You are viewing a plain text version of this content. The canonical link for it is here.
Posted to solr-user@lucene.apache.org by Wang Guangchen <gu...@gmail.com> on 2009/09/08 11:11:08 UTC
Re: SOLR-769 clustering
Hi Staszek,
I try to apply the stoplabels with the instructions that you given in the
solr clustering Wiki. But it didn't work.
I am runing the patched solr on tomcat. So to enable the stop label. I add
"-cp <dir-with-your-modified-stopwords>" in to my system's CATALINA_OPTS. I
tried to change the file name from stoplabels.txt to stoplabel.en also . It
didn't work too.
Then I also find out that in carrot manual page
(
http://download.carrot2.org/head/manual/#section.advanced-topics.fine-tuning.stop-words).
It suggested to edit the stopwords files inside the carrot2-core.jar. I
tried this but it didn't work too.
I am not sure what is wrong with my set up. will it be caused by any sort of
caching? Please help.
Thanks in advance.
-GC
On Fri, Apr 24, 2009 at 4:31 PM, Stanislaw Osinski <st...@gmail.com>wrote:
> >
> > How would we enable people via SOLR-769 to do this?
>
>
> Good point, Grant! To apply the modified stopwords.* and stoplabels.* files
> to Solr, simply make them available in the classpath. For the example Solr
> runner scripts that would be something like:
>
> java -cp <dir-with-your-modified-stopwords>
> -Dsolr.solr.home=./clustering/solr -jar start.jar
>
> I've documented the whole tuning procedure on the Wiki:
>
> http://wiki.apache.org/solr/ClusteringComponent
>
> Cheers,
>
> S.
>
Re: SOLR-769 clustering
Posted by Wang Guangchen <gu...@gmail.com>.
hi Staszek,
Thank you very much for your advice. My problem has been solved. It is
caused by the regexp in the stoplables.en. I didn't released that regular
expression is required in order to filter out the words. I have add in the
regexp in my stoplabels.en and it works like a charm.
-GC
On Wed, Sep 9, 2009 at 3:34 AM, Stanislaw Osinski <st...@gmail.com> wrote:
> Hi,
>
> It seems like the problem can be on two layers: 1) getting the right
> contents of stop* files for Carrot2, 2) making sure Solr picks up the
> changes.
>
> I tried your quick and dirty hack too.

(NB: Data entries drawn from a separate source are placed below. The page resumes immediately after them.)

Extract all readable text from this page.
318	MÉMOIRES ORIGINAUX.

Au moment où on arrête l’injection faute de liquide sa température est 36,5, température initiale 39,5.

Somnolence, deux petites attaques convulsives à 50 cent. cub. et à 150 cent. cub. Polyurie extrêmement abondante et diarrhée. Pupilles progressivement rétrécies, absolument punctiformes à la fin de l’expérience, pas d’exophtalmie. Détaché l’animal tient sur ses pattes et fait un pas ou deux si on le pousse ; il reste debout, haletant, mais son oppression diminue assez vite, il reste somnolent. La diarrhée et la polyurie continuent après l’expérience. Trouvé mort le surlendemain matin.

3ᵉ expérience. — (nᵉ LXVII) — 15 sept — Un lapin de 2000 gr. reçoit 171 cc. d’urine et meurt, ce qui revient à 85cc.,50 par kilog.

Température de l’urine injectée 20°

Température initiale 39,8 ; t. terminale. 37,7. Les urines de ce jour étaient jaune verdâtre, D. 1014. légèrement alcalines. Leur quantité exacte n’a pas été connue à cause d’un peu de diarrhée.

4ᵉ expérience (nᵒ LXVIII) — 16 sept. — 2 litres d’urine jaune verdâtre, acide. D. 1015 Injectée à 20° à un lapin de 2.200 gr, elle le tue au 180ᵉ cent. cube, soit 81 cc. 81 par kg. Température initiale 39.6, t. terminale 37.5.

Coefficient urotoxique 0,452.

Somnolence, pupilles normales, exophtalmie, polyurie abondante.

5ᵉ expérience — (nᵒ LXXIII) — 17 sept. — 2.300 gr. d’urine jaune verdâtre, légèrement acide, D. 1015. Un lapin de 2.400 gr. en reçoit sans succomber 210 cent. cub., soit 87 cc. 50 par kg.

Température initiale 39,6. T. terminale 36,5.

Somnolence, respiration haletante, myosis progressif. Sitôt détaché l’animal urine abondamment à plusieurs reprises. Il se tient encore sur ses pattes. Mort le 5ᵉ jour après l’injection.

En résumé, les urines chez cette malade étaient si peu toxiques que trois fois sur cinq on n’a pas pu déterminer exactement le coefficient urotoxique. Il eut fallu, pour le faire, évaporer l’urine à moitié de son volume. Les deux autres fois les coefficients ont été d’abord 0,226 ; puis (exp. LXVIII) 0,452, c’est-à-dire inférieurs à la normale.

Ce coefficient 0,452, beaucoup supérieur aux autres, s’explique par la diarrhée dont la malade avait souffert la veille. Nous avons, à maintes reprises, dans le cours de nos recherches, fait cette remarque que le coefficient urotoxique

It didn't work also. phase like
> > "Carbon Atoms in the Group" with "in" still appear in my clustering
> labels.
> >
>
> Here most probably layer 1) applies: if you add "in" to stopwords, the
> Lingo
> algorithm (Carrot2's default) will still create labels with "in" inside,
> but
> will not create labels starting / ending in "in". If you'd like to
> eliminate
> "in" completely, you'd need to put an appropriate regexp in stoplabels.*.
>
> For more details, please see Carrot2 manual:
>
>
> http://download.carrot2.org/head/manual/#section.advanced-topics.fine-tuning.stop-words
>
> http://download.carrot2.org/head/manual/#section.advanced-topics.fine-tuning.stop-regexps
>
> The easiest way to tune the stopwords and see their impact on clusters is
> to
> use Carrot2 Document Clustering Workbench (see
> http://wiki.apache.org/solr/ClusteringComponent).
>
>
> > What i did is,
> >
> > 1. use "java uf carrot2-mini.jar stoplabels.en" command to replace the
> > stoplabel.en file.
> > 2. apply clustering patch. re-complie the solr with the new
> > carrot2-mini.jar.
> > 3. deploy the new apache-solr-1.4-dev.war to tomcat.
> >
>
> Once you make sure the changes to stopwords.* and stoplabels.* have the
> desired effect on clusters, the above procedure should do the trick. You
> can
> also put the modified files in WEB-INF/classes of the WAR, if that's any
> easier.
>
> For your reference, I've updated
> http://wiki.apache.org/solr/ClusteringComponent to contain a procedure
> working with the Jetty starter distributed in Solr's examples folder.
>
>
> > <searchComponent
> > class="org.apache.solr.handler.clustering.ClusteringComponent"
> > name="clustering">
> > <lst name="engine">
> > <str name="name">default</str>
> > <str
> >
> >
> name="carrot.algorithm">org.carrot2.clustering.lingo.LingoClusteringAlgorithm</str>
> > <str name="LingoClusteringAlgorithm.desiredClusterCountBase">20</str>
> > <float name="carrot.lingo.threshold.clusterAssignment">0.150</float>
> > <float
> > name="carrot.lingo.threshold.candidateClusterThreshold">0.775</float>
> >
>
> Not really related to your issue, but the above file looks a little
> outdated
> -- the two parameters:"carrot.lingo.threshold.clusterAssignment" and
> "carrot.lingo.threshold.candidateClusterThreshold" are not there anymore
> (but there are many others:
> http://download.carrot2.org/stable/manual/#section.component.lingo). For
> most up to date examples, please see
> http://wiki.apache.org/solr/ClusteringComponent and solrconfig.xml in
> contrib\clustering\example\conf.
>
> Cheers,
>
> Staszek
>
Re: SOLR-769 clustering
Posted by Stanislaw Osinski <st...@gmail.com>.
Hi,
It seems like the problem can be on two layers: 1) getting the right
contents of stop* files for Carrot2, 2) making sure Solr picks up the
changes.
I tried your quick and dirty hack too. It didn't work also. phase like
> "Carbon Atoms in the Group" with "in" still appear in my clustering labels.
>
Here most probably layer 1) applies: if you add "in" to stopwords, the Lingo
algorithm (Carrot2's default) will still create labels with "in" inside, but
will not create labels starting / ending in "in". If you'd like to eliminate
"in" completely, you'd need to put an appropriate regexp in stoplabels.*.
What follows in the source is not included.